Symptoms of myocardial infarction (MI) include: chest, arm or substernal pain, discomfort, pressure, heaviness, squeezing or fullness; discomfort radiates to the back, jaw, throat, arms, stomach Sensation of swelling, nausea, vomiting, or dizziness; extreme weakness, anxiety, or shortness of breath; rapid or irregular heartbeat.
Arterial thromboembolic events can be life threatening or cause death.
In women with multiple risk factors or more severe individual risk factors, the possibility of increased synergistic risk of thrombosis must be considered. This increased risk may be greater than the cumulative risk of factors alone. If the risk-benefit assessment is negative, a COC prescription must not be prescribed (see [Contraindications]).

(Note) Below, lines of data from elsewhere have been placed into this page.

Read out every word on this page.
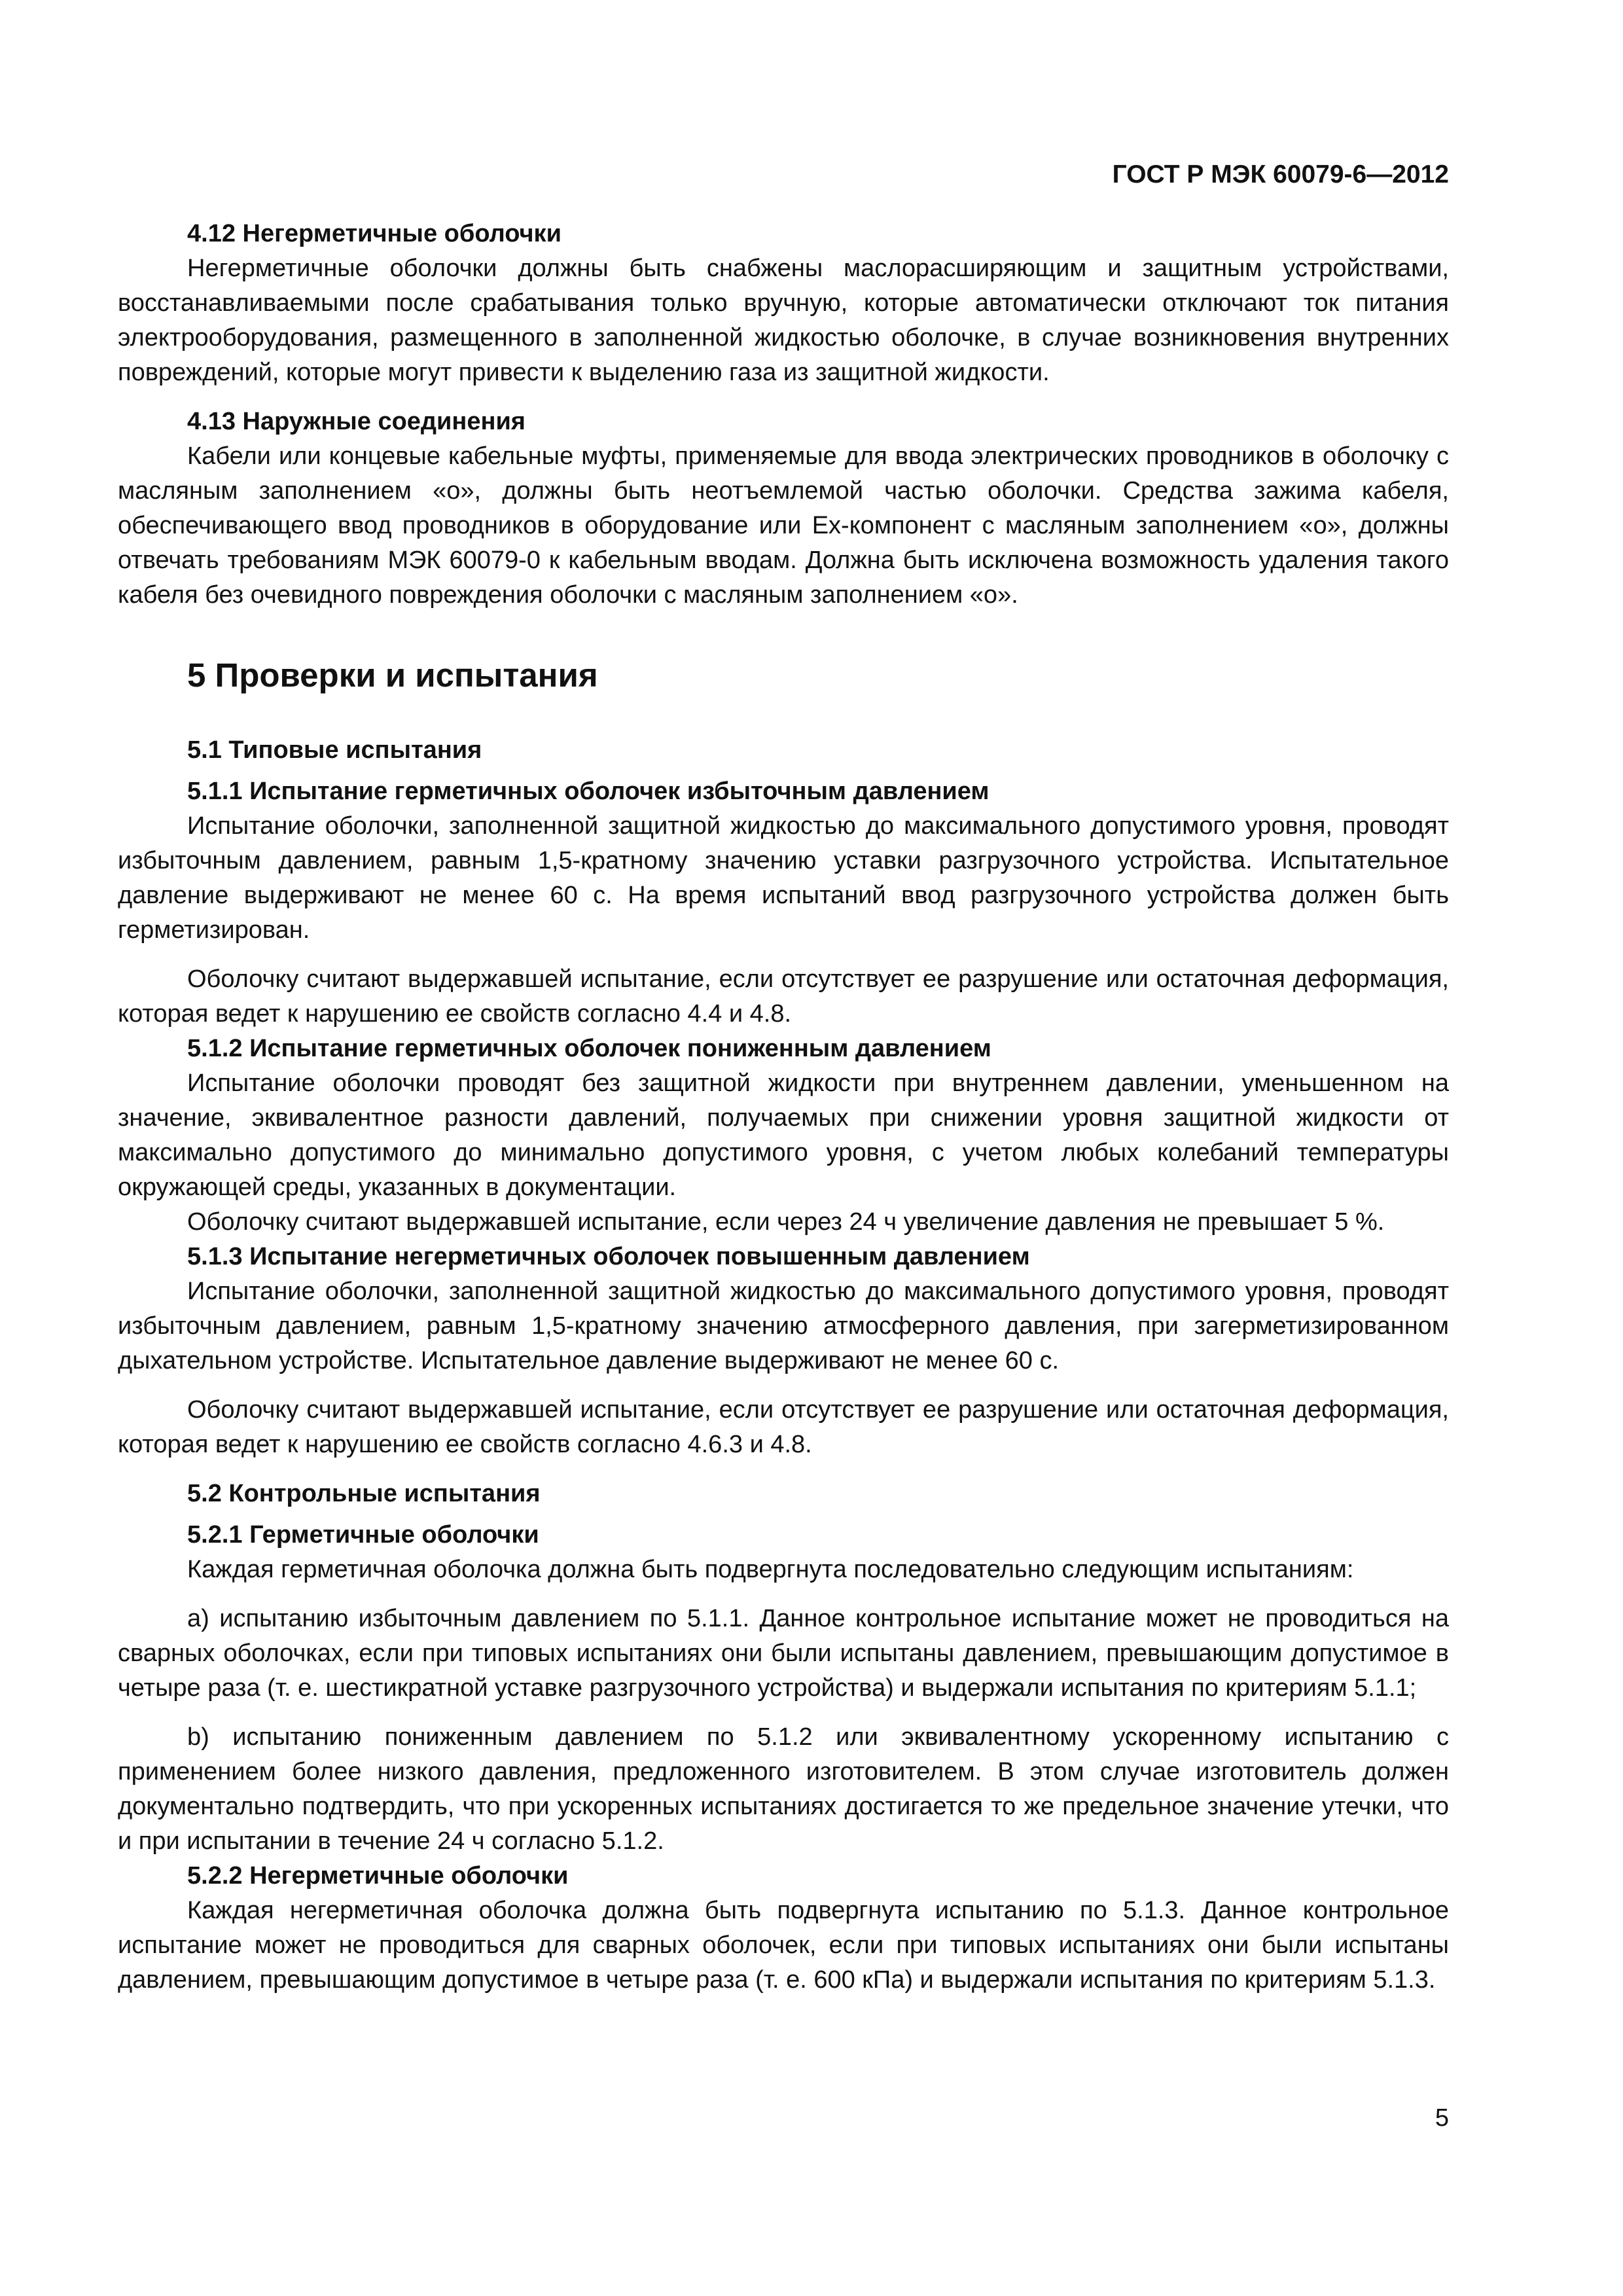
ГОСТ Р МЭК 60079-6—2012
4.12 Негерметичные оболочки

Негерметичные оболочки должны быть снабжены маслорасширяющим и защитным устройствами, восстанавливаемыми после срабатывания только вручную, которые автоматически отключают ток питания электрооборудования, размещенного в заполненной жидкостью оболочке, в случае возникновения внутренних повреждений, которые могут привести к выделению газа из защитной жидкости.

4.13 Наружные соединения

Кабели или концевые кабельные муфты, применяемые для ввода электрических проводников в оболочку с масляным заполнением «о», должны быть неотъемлемой частью оболочки. Средства зажима кабеля, обеспечивающего ввод проводников в оборудование или Ех-компонент с масляным заполнением «о», должны отвечать требованиям МЭК 60079-0 к кабельным вводам. Должна быть исключена возможность удаления такого кабеля без очевидного повреждения оболочки с масляным заполнением «о».

5 Проверки и испытания
5.1 Типовые испытания
5.1.1 Испытание герметичных оболочек избыточным давлением

Испытание оболочки, заполненной защитной жидкостью до максимального допустимого уровня, проводят избыточным давлением, равным 1,5-кратному значению уставки разгрузочного устройства. Испытательное давление выдерживают не менее 60 с. На время испытаний ввод разгрузочного устройства должен быть герметизирован.

Оболочку считают выдержавшей испытание, если отсутствует ее разрушение или остаточная деформация, которая ведет к нарушению ее свойств согласно 4.4 и 4.8.

5.1.2 Испытание герметичных оболочек пониженным давлением

Испытание оболочки проводят без защитной жидкости при внутреннем давлении, уменьшенном на значение, эквивалентное разности давлений, получаемых при снижении уровня защитной жидкости от максимально допустимого до минимально допустимого уровня, с учетом любых колебаний температуры окружающей среды, указанных в документации.

Оболочку считают выдержавшей испытание, если через 24 ч увеличение давления не превышает 5 %.

5.1.3 Испытание негерметичных оболочек повышенным давлением

Испытание оболочки, заполненной защитной жидкостью до максимального допустимого уровня, проводят избыточным давлением, равным 1,5-кратному значению атмосферного давления, при загерметизированном дыхательном устройстве. Испытательное давление выдерживают не менее 60 с.

Оболочку считают выдержавшей испытание, если отсутствует ее разрушение или остаточная деформация, которая ведет к нарушению ее свойств согласно 4.6.3 и 4.8.

5.2 Контрольные испытания
5.2.1 Герметичные оболочки

Каждая герметичная оболочка должна быть подвергнута последовательно следующим испытаниям:

а) испытанию избыточным давлением по 5.1.1. Данное контрольное испытание может не проводиться на сварных оболочках, если при типовых испытаниях они были испытаны давлением, превышающим допустимое в четыре раза (т. е. шестикратной уставке разгрузочного устройства) и выдержали испытания по критериям 5.1.1;

b) испытанию пониженным давлением по 5.1.2 или эквивалентному ускоренному испытанию с применением более низкого давления, предложенного изготовителем. В этом случае изготовитель должен документально подтвердить, что при ускоренных испытаниях достигается то же предельное значение утечки, что и при испытании в течение 24 ч согласно 5.1.2.

5.2.2 Негерметичные оболочки

Каждая негерметичная оболочка должна быть подвергнута испытанию по 5.1.3. Данное контрольное испытание может не проводиться для сварных оболочек, если при типовых испытаниях они были испытаны давлением, превышающим допустимое в четыре раза (т. е. 600 кПа) и выдержали испытания по критериям 5.1.3.

5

The risk of venous or arterial thrombosis / thromboembolic events or cerebrovascular accidents can increase with:
-Increase in age;
-Obesity (body mass index exceeding 30 kg / m2);
-Positive family history (ie siblings or parents had venous or arterial thromboembolism at an earlier age). If genetic susceptibility is suspected, you should consult a specialist before deciding to use any COC;
-Prolonged braking, major surgery, any leg surgery, or major trauma. In these cases, it is recommended to stop taking COC (at least 4 weeks before elective surgery), and then to take the medicine after two weeks of full recovery.
-Smoking (the greater the risk of smoking and increasing age, the higher the risk, especially for women over 35);
-Dyslipoproteinemia;
-Hypertension;
- Migraine;
-Heart valve disease;
-Atrial fibrillation;
There is no consensus on the possible role of varicose veins and superficial thrombophlebitis in venous thromboembolism.

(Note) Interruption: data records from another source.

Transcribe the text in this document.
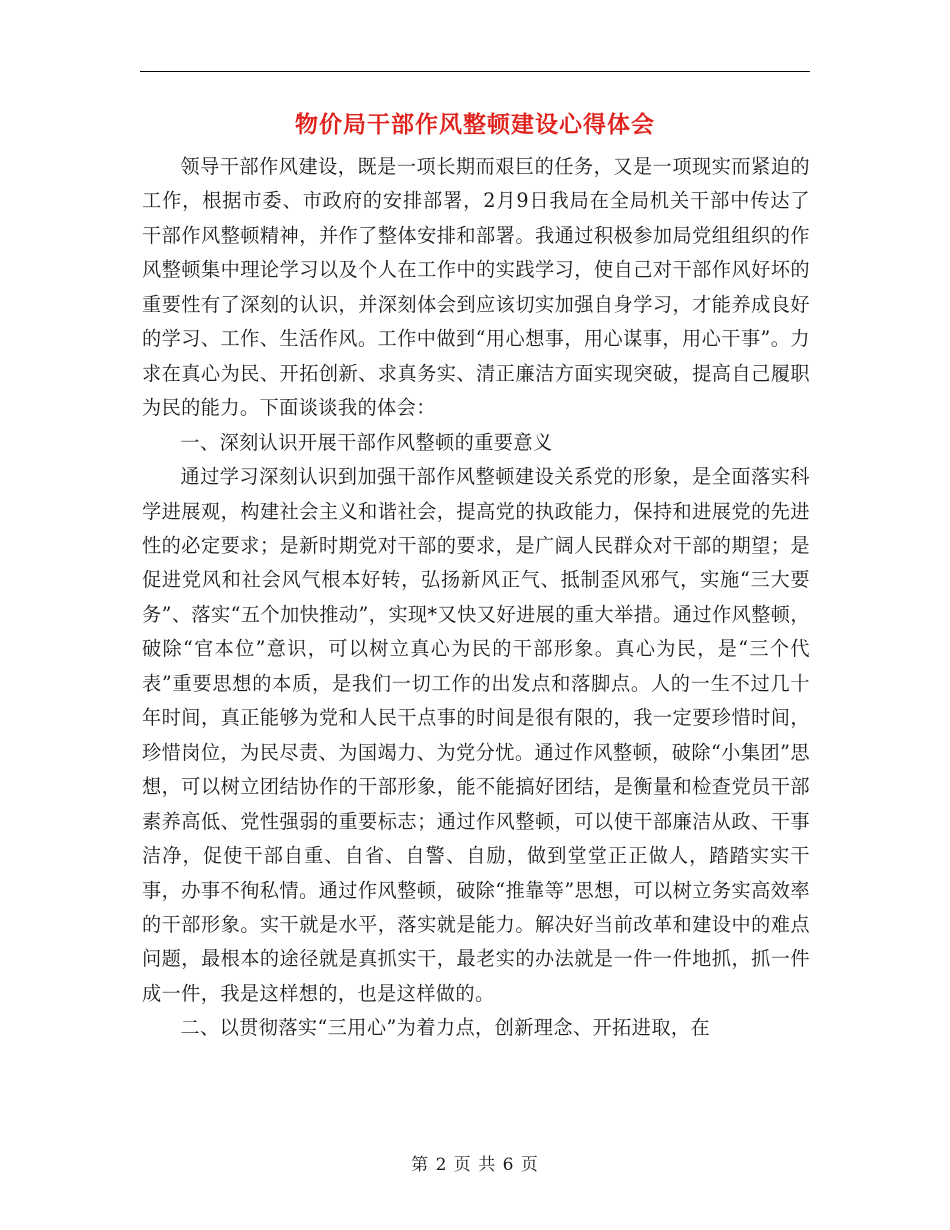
物价局干部作风整顿建设心得体会

领导干部作风建设，既是一项长期而艰巨的任务，又是一项现实而紧迫的工作，根据市委、市政府的安排部署，2月9日我局在全局机关干部中传达了干部作风整顿精神，并作了整体安排和部署。我通过积极参加局党组组织的作风整顿集中理论学习以及个人在工作中的实践学习，使自己对干部作风好坏的重要性有了深刻的认识，并深刻体会到应该切实加强自身学习，才能养成良好的学习、工作、生活作风。工作中做到“用心想事，用心谋事，用心干事”。力求在真心为民、开拓创新、求真务实、清正廉洁方面实现突破，提高自己履职为民的能力。下面谈谈我的体会：

一、深刻认识开展干部作风整顿的重要意义

通过学习深刻认识到加强干部作风整顿建设关系党的形象，是全面落实科学进展观，构建社会主义和谐社会，提高党的执政能力，保持和进展党的先进性的必定要求；是新时期党对干部的要求，是广阔人民群众对干部的期望；是促进党风和社会风气根本好转，弘扬新风正气、抵制歪风邪气，实施“三大要务”、落实“五个加快推动”，实现*又快又好进展的重大举措。通过作风整顿，破除“官本位”意识，可以树立真心为民的干部形象。真心为民，是“三个代表”重要思想的本质，是我们一切工作的出发点和落脚点。人的一生不过几十年时间，真正能够为党和人民干点事的时间是很有限的，我一定要珍惜时间，珍惜岗位，为民尽责、为国竭力、为党分忧。通过作风整顿，破除“小集团”思想，可以树立团结协作的干部形象，能不能搞好团结，是衡量和检查党员干部素养高低、党性强弱的重要标志；通过作风整顿，可以使干部廉洁从政、干事洁净，促使干部自重、自省、自警、自励，做到堂堂正正做人，踏踏实实干事，办事不徇私情。通过作风整顿，破除“推靠等”思想，可以树立务实高效率的干部形象。实干就是水平，落实就是能力。解决好当前改革和建设中的难点问题，最根本的途径就是真抓实干，最老实的办法就是一件一件地抓，抓一件成一件，我是这样想的，也是这样做的。

二、以贯彻落实“三用心”为着力点，创新理念、开拓进取，在

第 2 页 共 6 页
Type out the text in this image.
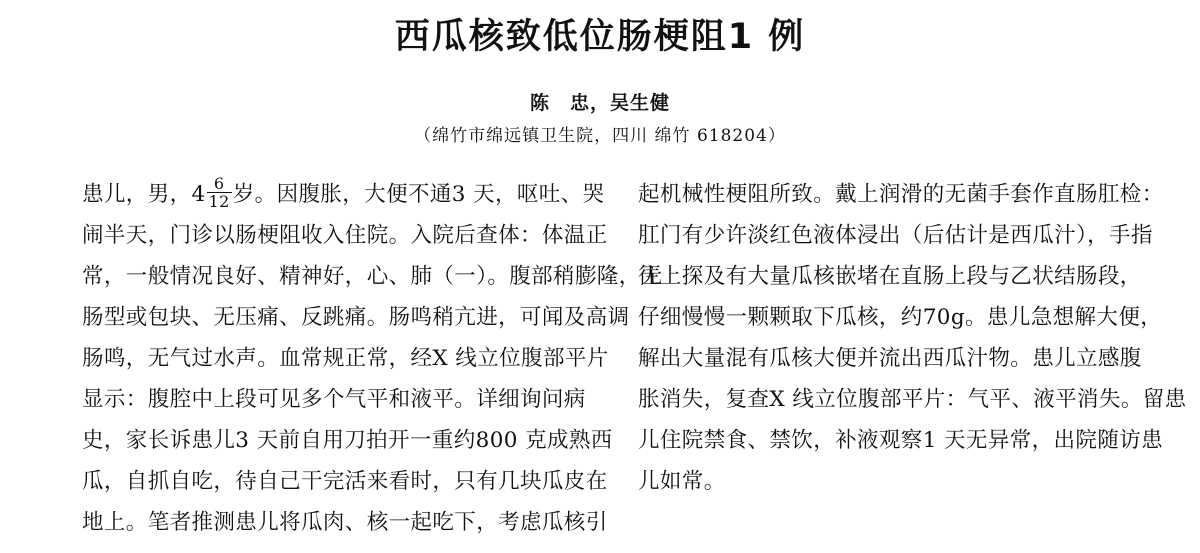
西瓜核致低位肠梗阻1 例
陈　忠，吴生健
（绵竹市绵远镇卫生院，四川 绵竹 618204）
患儿，男，$4 \frac{6}{12}$ 岁。因腹胀，大便不通3 天，呕吐、哭
闹半天，门诊以肠梗阻收入住院。入院后查体：体温正
常，一般情况良好、精神好，心、肺（一）。腹部稍膨隆，无
肠型或包块、无压痛、反跳痛。肠鸣稍亢进，可闻及高调
肠鸣，无气过水声。血常规正常，经X 线立位腹部平片
显示：腹腔中上段可见多个气平和液平。详细询问病
史，家长诉患儿3 天前自用刀拍开一重约800 克成熟西
瓜，自抓自吃，待自己干完活来看时，只有几块瓜皮在
地上。笔者推测患儿将瓜肉、核一起吃下，考虑瓜核引
起机械性梗阻所致。戴上润滑的无菌手套作直肠肛检：
肛门有少许淡红色液体浸出（后估计是西瓜汁），手指
往上探及有大量瓜核嵌堵在直肠上段与乙状结肠段，
仔细慢慢一颗颗取下瓜核，约70g。患儿急想解大便，
解出大量混有瓜核大便并流出西瓜汁物。患儿立感腹
胀消失，复查X 线立位腹部平片：气平、液平消失。留患
儿住院禁食、禁饮，补液观察1 天无异常，出院随访患
儿如常。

The increased risk of thromboembolism during puerperium should be considered (see [Medication for pregnant and lactating women]).
Other clinical conditions associated with adverse events in the circulatory system include diabetes, systemic lupus erythematosus, hemolytic uremic syndrome, chronic inflammatory bowel disease (Clone's disease or ulcerative colitis), and sickle cell disease.
During the use of COC, the frequency or severity of migraine attacks may increase (possibly a precursor to cerebrovascular accidents), and the occurrence of this condition may require immediate withdrawal of COC.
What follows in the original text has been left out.